Ese amor la deprimió tanto que la mandó al hospital. "Es que cuando me enamoro pierdo la cabeza", dice sonriente y con el tono de quien acaba de recitar un verso de Becker. Y para no volver a perderse por amor, optó por la soledad. "Decidí mi vida sola... tiempo me hace falta, siempre tengo mucho que hacer, siempre estoy haciendo cosas", dice Ada Luz, quien hasta unos años atrás vivió con intensidad, acumulando historias.

Ahora, dice, vive para desempolvar. Es lo que hace en su "Kremlin", que no se parece en lo más mínimo a la fortificación rusa que alguna vez fue símbolo del comunismo, y en donde no existirán los retratos que pueblan el estudio de Ada Luz. Un Sandino, un Fidel, con la barba negra, y un Ernesto "Che" Guevara, imagen que se ha vuelto tan popular en muchas casas del país como la última cena de Jesús con sus apóstoles.

En la sala y la habitación se encuentran un par de aparatos sin los que Ada Luz no puede vivir: televisores. A través de los noticieros se mantiene al tanto de lo que ocurre, confiesa que sin la información no puede vivir. Y con el mismo ardor de quien se suena la nariz con gripe, Ada Luz arremete contra la nueva generación de periodistas, a quienes acusa de desinformados.

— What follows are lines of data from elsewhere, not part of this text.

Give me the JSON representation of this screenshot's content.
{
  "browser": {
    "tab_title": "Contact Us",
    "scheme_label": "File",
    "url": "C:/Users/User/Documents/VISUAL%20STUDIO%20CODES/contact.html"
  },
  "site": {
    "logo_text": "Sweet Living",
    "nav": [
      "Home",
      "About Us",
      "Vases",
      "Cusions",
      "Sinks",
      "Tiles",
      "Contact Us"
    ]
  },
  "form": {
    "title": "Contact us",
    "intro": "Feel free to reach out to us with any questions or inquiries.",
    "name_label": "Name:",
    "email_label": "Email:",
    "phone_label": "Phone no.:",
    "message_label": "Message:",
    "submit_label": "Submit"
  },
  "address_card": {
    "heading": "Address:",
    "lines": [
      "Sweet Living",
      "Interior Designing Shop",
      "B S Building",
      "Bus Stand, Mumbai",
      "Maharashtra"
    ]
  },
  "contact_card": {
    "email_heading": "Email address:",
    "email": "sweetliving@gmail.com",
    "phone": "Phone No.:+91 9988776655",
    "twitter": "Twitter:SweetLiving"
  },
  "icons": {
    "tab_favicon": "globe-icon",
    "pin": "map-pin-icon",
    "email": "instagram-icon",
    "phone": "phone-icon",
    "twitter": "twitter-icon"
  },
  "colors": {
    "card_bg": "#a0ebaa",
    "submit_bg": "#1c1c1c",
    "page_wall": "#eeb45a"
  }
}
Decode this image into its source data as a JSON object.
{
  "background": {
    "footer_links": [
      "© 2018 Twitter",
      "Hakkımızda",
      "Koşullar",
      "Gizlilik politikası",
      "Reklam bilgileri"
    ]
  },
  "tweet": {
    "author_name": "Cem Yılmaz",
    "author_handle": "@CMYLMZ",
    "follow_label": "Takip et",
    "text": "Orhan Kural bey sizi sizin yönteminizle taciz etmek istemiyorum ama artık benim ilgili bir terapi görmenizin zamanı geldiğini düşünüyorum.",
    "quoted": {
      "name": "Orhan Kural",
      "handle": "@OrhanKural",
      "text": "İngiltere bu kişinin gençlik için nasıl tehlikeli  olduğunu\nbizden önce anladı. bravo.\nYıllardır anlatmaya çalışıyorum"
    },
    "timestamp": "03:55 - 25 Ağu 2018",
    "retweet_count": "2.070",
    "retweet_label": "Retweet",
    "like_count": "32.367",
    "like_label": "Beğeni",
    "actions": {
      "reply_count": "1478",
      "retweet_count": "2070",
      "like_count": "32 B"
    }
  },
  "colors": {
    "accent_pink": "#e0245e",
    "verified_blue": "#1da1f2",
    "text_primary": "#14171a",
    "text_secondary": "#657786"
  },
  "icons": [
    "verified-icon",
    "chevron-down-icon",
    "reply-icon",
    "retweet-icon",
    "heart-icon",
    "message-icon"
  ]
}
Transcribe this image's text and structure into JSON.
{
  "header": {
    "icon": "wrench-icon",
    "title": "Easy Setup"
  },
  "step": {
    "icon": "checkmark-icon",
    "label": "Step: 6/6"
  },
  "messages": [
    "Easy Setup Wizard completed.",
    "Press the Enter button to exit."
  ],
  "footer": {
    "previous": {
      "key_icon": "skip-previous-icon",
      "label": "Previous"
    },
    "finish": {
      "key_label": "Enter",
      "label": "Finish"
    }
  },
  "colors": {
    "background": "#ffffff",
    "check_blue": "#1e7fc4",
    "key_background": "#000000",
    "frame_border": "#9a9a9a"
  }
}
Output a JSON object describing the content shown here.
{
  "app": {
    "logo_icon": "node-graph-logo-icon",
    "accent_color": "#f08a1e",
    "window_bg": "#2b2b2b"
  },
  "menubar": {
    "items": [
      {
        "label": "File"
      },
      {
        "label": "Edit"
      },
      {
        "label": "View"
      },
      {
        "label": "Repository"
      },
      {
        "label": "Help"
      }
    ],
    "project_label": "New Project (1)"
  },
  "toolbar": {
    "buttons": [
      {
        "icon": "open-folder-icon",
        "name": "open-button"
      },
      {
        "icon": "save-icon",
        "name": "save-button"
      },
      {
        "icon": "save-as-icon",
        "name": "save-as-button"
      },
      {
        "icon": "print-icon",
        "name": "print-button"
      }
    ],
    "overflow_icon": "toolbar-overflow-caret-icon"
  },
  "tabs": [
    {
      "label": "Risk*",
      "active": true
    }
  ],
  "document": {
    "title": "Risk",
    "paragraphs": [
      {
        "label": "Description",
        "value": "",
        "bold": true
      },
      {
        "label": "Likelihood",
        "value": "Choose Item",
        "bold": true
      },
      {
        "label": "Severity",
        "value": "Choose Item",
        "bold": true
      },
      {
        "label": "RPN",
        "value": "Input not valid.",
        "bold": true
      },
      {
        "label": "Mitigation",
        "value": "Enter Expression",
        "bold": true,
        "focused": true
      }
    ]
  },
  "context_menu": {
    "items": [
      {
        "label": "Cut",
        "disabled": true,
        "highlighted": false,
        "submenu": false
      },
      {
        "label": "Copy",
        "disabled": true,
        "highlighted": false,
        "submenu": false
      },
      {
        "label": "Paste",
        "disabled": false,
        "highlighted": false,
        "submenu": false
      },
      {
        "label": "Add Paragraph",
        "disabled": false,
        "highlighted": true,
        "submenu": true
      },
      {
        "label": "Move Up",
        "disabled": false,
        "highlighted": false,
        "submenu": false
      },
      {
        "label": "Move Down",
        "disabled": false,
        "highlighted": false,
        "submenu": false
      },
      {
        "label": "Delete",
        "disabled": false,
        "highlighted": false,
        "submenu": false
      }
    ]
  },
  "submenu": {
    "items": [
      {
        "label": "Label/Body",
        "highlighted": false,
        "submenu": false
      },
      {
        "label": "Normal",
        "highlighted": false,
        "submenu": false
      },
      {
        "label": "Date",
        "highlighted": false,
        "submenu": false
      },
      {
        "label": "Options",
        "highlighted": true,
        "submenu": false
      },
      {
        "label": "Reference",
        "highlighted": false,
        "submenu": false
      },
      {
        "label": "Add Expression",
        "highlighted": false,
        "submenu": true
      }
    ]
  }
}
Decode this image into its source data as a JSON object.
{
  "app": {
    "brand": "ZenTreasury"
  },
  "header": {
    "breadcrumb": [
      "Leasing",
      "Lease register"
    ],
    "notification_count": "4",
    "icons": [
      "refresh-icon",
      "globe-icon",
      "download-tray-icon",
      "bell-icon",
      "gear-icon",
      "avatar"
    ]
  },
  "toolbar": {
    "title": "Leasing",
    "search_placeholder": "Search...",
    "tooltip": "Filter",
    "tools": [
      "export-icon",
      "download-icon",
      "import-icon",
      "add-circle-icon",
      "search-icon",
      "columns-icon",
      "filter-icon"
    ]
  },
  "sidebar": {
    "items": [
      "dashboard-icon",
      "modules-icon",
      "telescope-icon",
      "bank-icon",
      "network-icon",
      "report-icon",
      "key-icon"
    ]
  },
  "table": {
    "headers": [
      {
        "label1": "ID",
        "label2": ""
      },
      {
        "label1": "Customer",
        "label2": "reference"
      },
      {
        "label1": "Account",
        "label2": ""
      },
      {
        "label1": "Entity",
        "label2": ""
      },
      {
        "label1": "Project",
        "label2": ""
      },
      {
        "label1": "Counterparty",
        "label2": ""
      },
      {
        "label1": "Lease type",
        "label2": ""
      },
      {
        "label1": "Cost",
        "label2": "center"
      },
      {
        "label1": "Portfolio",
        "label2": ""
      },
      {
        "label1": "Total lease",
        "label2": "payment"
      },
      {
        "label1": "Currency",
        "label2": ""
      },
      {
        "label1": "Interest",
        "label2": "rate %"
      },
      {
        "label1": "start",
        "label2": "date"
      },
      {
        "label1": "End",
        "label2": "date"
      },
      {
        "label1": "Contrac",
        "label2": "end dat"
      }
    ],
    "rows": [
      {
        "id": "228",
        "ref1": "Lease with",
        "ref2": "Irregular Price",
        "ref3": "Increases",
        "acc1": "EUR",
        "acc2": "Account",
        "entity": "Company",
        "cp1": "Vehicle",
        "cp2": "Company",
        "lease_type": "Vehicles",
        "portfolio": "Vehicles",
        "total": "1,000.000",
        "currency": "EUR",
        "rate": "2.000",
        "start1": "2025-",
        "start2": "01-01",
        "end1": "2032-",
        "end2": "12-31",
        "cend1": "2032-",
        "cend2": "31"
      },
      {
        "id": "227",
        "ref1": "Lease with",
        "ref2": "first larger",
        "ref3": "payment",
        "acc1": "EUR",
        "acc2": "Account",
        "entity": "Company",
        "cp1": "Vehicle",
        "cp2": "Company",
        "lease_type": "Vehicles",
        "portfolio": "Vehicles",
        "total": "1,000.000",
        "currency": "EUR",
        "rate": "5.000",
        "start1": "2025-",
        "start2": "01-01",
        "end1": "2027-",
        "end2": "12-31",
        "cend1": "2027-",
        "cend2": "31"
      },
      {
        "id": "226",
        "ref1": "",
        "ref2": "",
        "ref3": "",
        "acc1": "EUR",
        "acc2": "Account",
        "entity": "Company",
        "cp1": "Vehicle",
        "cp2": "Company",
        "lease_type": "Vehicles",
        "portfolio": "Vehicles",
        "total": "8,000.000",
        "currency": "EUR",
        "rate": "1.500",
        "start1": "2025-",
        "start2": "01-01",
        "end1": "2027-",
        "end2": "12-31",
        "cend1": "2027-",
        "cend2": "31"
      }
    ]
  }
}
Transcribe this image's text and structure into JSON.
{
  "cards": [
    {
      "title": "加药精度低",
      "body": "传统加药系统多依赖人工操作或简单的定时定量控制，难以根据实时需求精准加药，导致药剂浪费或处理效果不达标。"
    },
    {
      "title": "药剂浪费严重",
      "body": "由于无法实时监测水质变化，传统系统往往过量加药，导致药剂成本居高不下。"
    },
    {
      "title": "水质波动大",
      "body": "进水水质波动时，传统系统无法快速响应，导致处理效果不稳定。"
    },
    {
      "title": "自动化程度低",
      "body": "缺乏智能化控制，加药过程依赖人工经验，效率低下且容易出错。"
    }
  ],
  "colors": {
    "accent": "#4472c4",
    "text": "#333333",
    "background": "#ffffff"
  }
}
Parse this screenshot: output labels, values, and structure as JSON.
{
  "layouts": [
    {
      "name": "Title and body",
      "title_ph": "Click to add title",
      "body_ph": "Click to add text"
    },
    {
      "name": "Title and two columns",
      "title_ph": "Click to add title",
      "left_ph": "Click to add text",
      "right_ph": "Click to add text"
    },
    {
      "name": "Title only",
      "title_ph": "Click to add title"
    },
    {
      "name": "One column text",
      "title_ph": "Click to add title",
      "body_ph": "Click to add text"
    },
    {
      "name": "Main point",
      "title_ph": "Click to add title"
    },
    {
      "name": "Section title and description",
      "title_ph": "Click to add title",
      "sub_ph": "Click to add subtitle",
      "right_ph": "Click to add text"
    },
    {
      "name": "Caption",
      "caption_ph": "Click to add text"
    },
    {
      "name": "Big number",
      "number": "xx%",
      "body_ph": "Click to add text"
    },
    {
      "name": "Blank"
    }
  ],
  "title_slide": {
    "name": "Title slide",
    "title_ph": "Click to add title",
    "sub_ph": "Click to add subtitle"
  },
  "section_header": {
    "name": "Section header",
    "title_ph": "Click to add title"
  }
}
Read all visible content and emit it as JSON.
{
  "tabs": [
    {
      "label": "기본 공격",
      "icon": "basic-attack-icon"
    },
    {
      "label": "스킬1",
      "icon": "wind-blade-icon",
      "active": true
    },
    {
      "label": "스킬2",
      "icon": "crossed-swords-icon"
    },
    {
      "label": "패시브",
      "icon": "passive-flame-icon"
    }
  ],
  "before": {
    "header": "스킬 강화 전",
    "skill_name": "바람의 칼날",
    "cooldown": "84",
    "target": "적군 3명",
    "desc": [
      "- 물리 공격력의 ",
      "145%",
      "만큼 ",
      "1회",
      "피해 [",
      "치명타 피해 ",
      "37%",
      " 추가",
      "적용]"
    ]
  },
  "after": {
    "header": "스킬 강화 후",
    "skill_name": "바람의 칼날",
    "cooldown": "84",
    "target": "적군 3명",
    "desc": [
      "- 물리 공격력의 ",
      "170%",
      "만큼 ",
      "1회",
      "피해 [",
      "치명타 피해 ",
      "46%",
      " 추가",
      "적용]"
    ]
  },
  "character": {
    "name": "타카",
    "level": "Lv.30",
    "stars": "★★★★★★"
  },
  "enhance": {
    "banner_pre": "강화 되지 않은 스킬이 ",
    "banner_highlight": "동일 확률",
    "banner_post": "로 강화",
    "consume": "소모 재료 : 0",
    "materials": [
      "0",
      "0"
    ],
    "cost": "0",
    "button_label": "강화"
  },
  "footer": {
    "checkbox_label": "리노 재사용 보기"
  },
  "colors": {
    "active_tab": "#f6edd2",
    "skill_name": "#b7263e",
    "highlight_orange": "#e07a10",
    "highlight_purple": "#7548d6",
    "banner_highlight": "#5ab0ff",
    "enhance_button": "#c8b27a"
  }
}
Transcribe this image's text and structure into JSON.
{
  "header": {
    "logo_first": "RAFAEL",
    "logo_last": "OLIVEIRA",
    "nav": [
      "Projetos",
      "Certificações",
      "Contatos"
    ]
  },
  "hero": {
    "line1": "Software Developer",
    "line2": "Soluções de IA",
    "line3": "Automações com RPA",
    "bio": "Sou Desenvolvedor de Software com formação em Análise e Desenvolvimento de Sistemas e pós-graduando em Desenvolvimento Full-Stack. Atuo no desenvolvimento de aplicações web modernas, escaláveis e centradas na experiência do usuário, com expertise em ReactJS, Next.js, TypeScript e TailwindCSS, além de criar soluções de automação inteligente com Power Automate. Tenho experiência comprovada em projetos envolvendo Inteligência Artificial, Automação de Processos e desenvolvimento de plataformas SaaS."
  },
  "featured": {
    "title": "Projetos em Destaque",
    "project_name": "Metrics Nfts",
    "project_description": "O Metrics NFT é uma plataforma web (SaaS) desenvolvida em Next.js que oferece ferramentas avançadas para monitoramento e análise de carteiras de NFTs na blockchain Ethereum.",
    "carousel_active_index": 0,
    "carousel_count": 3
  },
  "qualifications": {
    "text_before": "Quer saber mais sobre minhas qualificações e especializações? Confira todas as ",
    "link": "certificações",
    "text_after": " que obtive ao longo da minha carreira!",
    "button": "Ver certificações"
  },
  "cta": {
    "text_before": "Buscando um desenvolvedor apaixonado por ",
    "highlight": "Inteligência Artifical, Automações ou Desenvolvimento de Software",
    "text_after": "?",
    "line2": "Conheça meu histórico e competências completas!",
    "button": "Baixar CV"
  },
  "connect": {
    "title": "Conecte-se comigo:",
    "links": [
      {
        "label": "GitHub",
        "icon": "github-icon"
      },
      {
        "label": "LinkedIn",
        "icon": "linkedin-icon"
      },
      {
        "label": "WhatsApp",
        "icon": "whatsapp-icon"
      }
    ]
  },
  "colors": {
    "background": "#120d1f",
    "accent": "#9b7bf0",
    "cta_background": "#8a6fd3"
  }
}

En su casa, Ada Luz siempre está archivando papeles, ordenando notas publicadas sobre ellas, recortes sobre El Atabal, la radiorevista que creó hace 30 años, donde ha dicho recientemente que "sería feliz si no hubiera cocina en mi casa". Así se desmarca del mundo doméstico. Para ella la casa es oficina, archivo, guarida, refugio de una mujer a la que sin haber militado en partido comunista alguno, le dicen la última bolchevique.

Ada luz, en una foto con sus hermanos, varios de ellos viven ahora en Estados Unidos.